Challenges when calculating perplexity: is my approach reasonable?
I am trying to find a pre-trained language model that will work best for my text. The text is pretty specific in its language and content but there's no test data avaiable or budget to generate it so I'm using perplexity as an intrinisic metric so allow me to compare different fine-tuned versions of BART.
I've had a good look online but couldn't find any discussion about some of the following issues:
- BART is a bi-directional model therefore when we talk about 'context' for calculating perplexity, the normal view that this includes all the words in a window up to the masked token seems incorrect.

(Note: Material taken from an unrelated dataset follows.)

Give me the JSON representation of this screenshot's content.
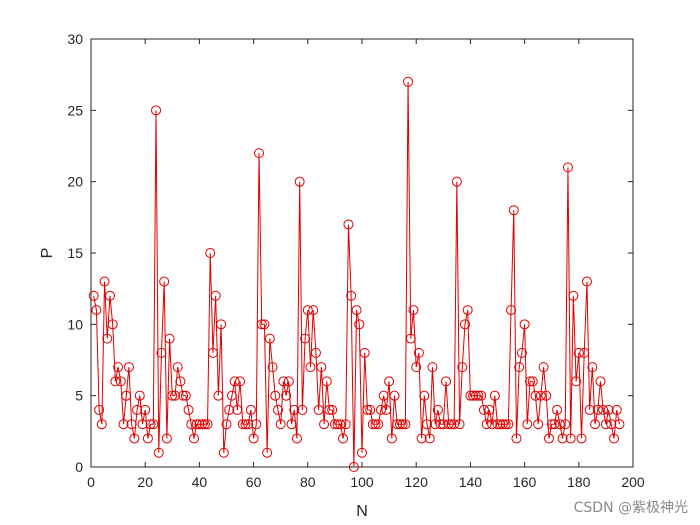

I am therefore planning to use a window centred (rather than ending) on the masked token. Does that seem correct or does it ruin the metric in some way I'm not anticipating?
- When I'm calculating perplexity for larger sliding window sizes as suggested by HuggingFace, the probabilities that I'm multiplying together become so small that Python is rounding them to zero and therefore perplexity comes out as Infinite. I've checked and none of the probabilities themselves are zero, its just the product of them that becomes too small. I had planned to use 1024 tokens as the maximum that the model can take but will instead have ~350 as the limit. Has anyone else run into this problem and found another solution that I'm not seeing?
- The text I am interested in is one single very long text, I've worked around that with my summarisation but I'm interested in seeing how well a model works for the text in general. It would take a lot more time than I have to calculate perplexity for sliding window across the entire text so instead my plan is to sample several shorter sections and calculate the perplexity of each and then aggregate that score up. Any advice on the best way to do that, take an average, or take all of the probabilities together and calculate perplexity across them despite them being discontinuous?